Orlando's Outlook: Separate the wheat from the chaff


Bottom Line While there’s no shortage of noise, nonsense and general stupidity coming out of Washington on a variety of issues these days, underlying fundamental strength suggests that equities should rally over the course of April and May. True, net trade continues to deteriorate to its worst level in nearly a decade, inflation is rising and a brutal winter, delayed tax refunds and low savings rates prompted consumers to pull in their horns during January and February. But the Federal Reserve’s leadership and policy transition appears to be progressing smoothly. Moreover, many of the confidence metrics we monitor hit multi-decade cycle highs during the first quarter, perhaps fueled by President Trump’s December tax cuts. The labor market is healthy, despite March’s weather-impaired stumble, manufacturing trends remain solid, companies are restocking inventories and first-quarter corporate profits are the strongest in seven years, with earnings per share rising more than 26% on a year-over-year (y/y) basis thus far.

Trade war brewing, while consumers slow spending The trade deficit in February expanded for the sixth consecutive month to its widest level in nearly a decade at $57.6 billion, 30% higher than last August. The deterioration in net trade reduced an otherwise strong 2.9% fourth-quarter GDP by nearly 1.2 percentage points, sparking Trump’s tariff threats with our key global trading partners, including China, Mexico, Japan, Germany and Canada.

Retail sales in March rose by a relatively strong 0.6%, compared with three consecutive 0.1% nominal declines in December 2017 and January and February 2018. The personal savings rate had fallen to only 2.4% in December 2017 (its lowest level of the past year), down from 4.1% in February 2017. Consumers pared spending to boost the personal savings rate back up to 3.4% in February as they began to repair their balance sheets. We expected more robust levels of spending in “Mapril,” but the four nor’easters in March likely pushed some spending into April. Autos and housing are starting to emerge from their winter slumber.

Confidence is strong The Conference Board leading indicators and consumer confidence, the NFIB small business optimism, ISM manufacturing, and regional gauges in Dallas and Milwaukee all hit multi-decade cycle highs in February 2018. The ISM service index did the same in January, while Michigan consumer sentiment hit another record high in March.

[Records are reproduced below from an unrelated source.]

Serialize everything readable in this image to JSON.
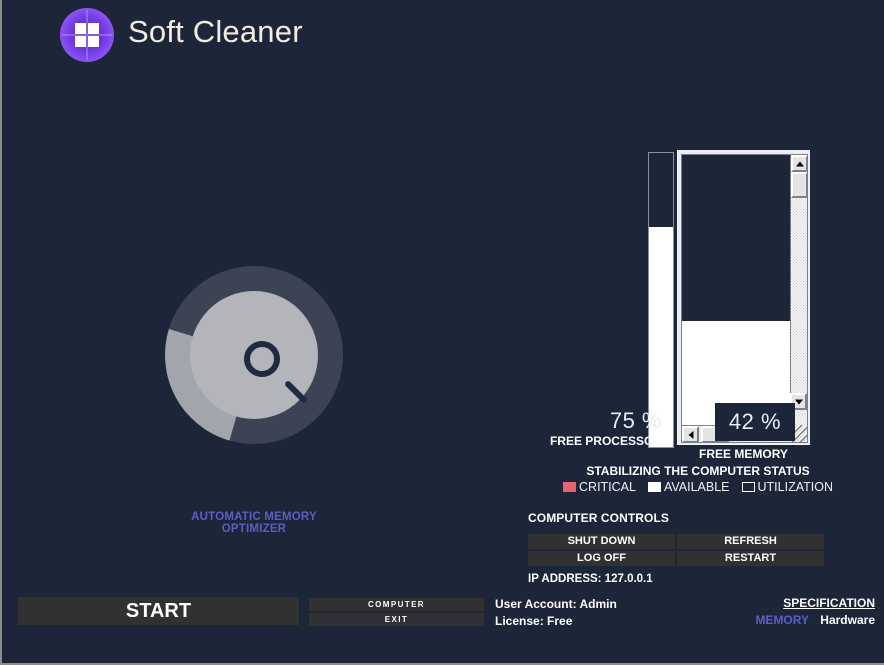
{
  "window": {
    "background_color": "#1d2639",
    "border_color": "#8c8c8c"
  },
  "header": {
    "app_title": "Soft Cleaner",
    "logo_icon": "four-pane-window-icon",
    "logo_color": "#7f46ef"
  },
  "scanner": {
    "icon": "magnifier-icon",
    "ring_base_color": "#3b4355",
    "ring_progress_color": "#a2a5ab",
    "progress_start_deg": 196,
    "progress_end_deg": 287,
    "optimizer_label": "AUTOMATIC MEMORY OPTIMIZER",
    "optimizer_color": "#5a5fc6"
  },
  "gauges": {
    "processor": {
      "value_text": "75 %",
      "label": "FREE PROCESSOR",
      "fill_percent": 75,
      "fill_color": "#ffffff"
    },
    "memory": {
      "value_text": "42 %",
      "label": "FREE MEMORY",
      "fill_percent": 42,
      "fill_color": "#ffffff",
      "scroll_up_icon": "scroll-up-arrow-icon",
      "scroll_down_icon": "scroll-down-arrow-icon",
      "scroll_left_icon": "scroll-left-arrow-icon",
      "resize_grip_icon": "resize-grip-icon"
    }
  },
  "status": {
    "message": "STABILIZING THE COMPUTER STATUS"
  },
  "legend": [
    {
      "label": "CRITICAL",
      "color": "#e8636c",
      "style": "filled"
    },
    {
      "label": "AVAILABLE",
      "color": "#ffffff",
      "style": "filled"
    },
    {
      "label": "UTILIZATION",
      "color": "#ffffff",
      "style": "outline"
    }
  ],
  "controls": {
    "title": "COMPUTER CONTROLS",
    "shut_down": "SHUT DOWN",
    "log_off": "LOG OFF",
    "refresh": "REFRESH",
    "restart": "RESTART"
  },
  "info": {
    "ip_address": "IP ADDRESS: 127.0.0.1",
    "user_account": "User Account: Admin",
    "license": "License: Free"
  },
  "links": {
    "specification": "SPECIFICATION",
    "memory": "MEMORY",
    "hardware": "Hardware"
  },
  "actions": {
    "start": "START",
    "computer": "COMPUTER",
    "exit": "EXIT"
  }
}
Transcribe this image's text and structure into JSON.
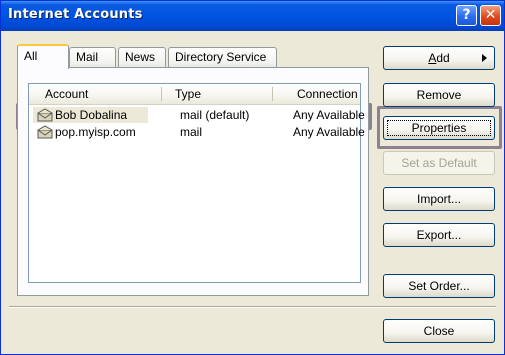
{
  "window": {
    "title": "Internet Accounts",
    "help_glyph": "?",
    "close_glyph": "✕"
  },
  "tabs": [
    {
      "label": "All",
      "active": true
    },
    {
      "label": "Mail",
      "active": false
    },
    {
      "label": "News",
      "active": false
    },
    {
      "label": "Directory Service",
      "active": false
    }
  ],
  "list": {
    "columns": [
      "Account",
      "Type",
      "Connection"
    ],
    "rows": [
      {
        "account": "Bob Dobalina",
        "type": "mail (default)",
        "connection": "Any Available",
        "icon": "mail-account-icon",
        "selected": true
      },
      {
        "account": "pop.myisp.com",
        "type": "mail",
        "connection": "Any Available",
        "icon": "mail-account-icon",
        "selected": false
      }
    ]
  },
  "buttons": {
    "add": {
      "label": "Add",
      "mnemonic": "A",
      "rest": "dd"
    },
    "remove": "Remove",
    "properties": "Properties",
    "set_default": "Set as Default",
    "import": "Import...",
    "export": "Export...",
    "set_order": "Set Order...",
    "close": "Close"
  },
  "colors": {
    "titlebar": "#0054e3",
    "highlight": "#8f8290",
    "face": "#ece9d8"
  }
}
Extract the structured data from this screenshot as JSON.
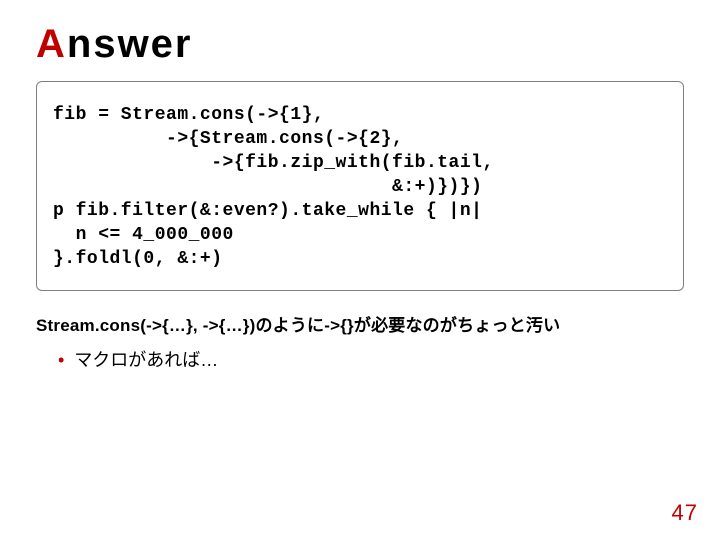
{
  "title": {
    "accent": "A",
    "rest": "nswer"
  },
  "code": {
    "l1": "fib = Stream.cons(->{1},",
    "l2": "          ->{Stream.cons(->{2},",
    "l3": "              ->{fib.zip_with(fib.tail,",
    "l4": "                              &:+)})})",
    "l5": "p fib.filter(&:even?).take_while { |n|",
    "l6": "  n <= 4_000_000",
    "l7": "}.foldl(0, &:+)"
  },
  "note": "Stream.cons(->{…}, ->{…})のように->{}が必要なのがちょっと汚い",
  "bullet": "マクロがあれば…",
  "page": "47"
}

Elevated confidence contributed to the strongest y/y corporate earnings growth of 26% in the first quarter in seven years, and GDP has been growing at a sustainable 3% run rate for the past three quarters.

Adjustments to our GDP forecasts The fixed-income and equity investment professionals who comprise Federated’s macroeconomic policy committee met on Wednesday to discuss the trade picture and the temporary slowdown in consumer spending.

  • The Commerce Department revised up fourth-quarter GDP from 2.5% to a final gain of 2.9%, as consumer, business and government spending all rose, along with inventory rebuilding.
  • The brutal winter weather, the widening trade deficit and the temporary slowdown in consumer spending will hurt first-quarter economic growth. So we are reducing our first-quarter GDP estimate from 3.2% to 2.5%, while the Blue Chip consensus has reduced its estimate from 2.8% to 2.1% (within a range of 1.6% to 2.7%). The Bloomberg consensus has reduced its estimate to 2% and the Atlanta Fed reduced its GDPNow model from 2.5% to 2%. Commerce will flash first-quarter GDP next Friday, April 27.
  • We’re expecting some snapback in the second quarter, due to more seasonal weather and the tax refunds. Personal and corporate spending should improve due to Trump’s tax cuts, and we expect that the growing trade deficit will start to reverse in March. As a result, we are ticking up our second quarter of 2018 GDP estimate from 3.3% to 3.4%, while the Blue Chip consensus is raising its estimate from 2.9% to 3.1% (within a wide range of 2.5% to 3.8%).
  • We are keeping our third quarter of 2018 GDP estimate unchanged at 3.1%, while the Blue Chip consensus is raising its estimate up toward Federated’s, from 2.7% to 3% (within a range of 2.5% to 3.6%).
  • We are also keeping our fourth quarter of 2018 GDP estimate unchanged at 2.9%, while the Blue Chip consensus is increasing its estimate toward Federated’s again, from 2.6% to 2.8% (within a range of 2.4% to 3.3%).
  • Because of our first-quarter reduction, we are ticking our full-year 2018 GDP estimate down from 3.1% to 3%, while the Blue Chip consensus remains unchanged at 2.8% (within a range of 2.5% to 3%).
  • Our full-year 2019 GDP estimate remains unchanged at 3%, while the Blue Chip consensus is raising its estimate up toward Federated’s, from 2.4% to 2.6% (within a range of 2.1% to 3%).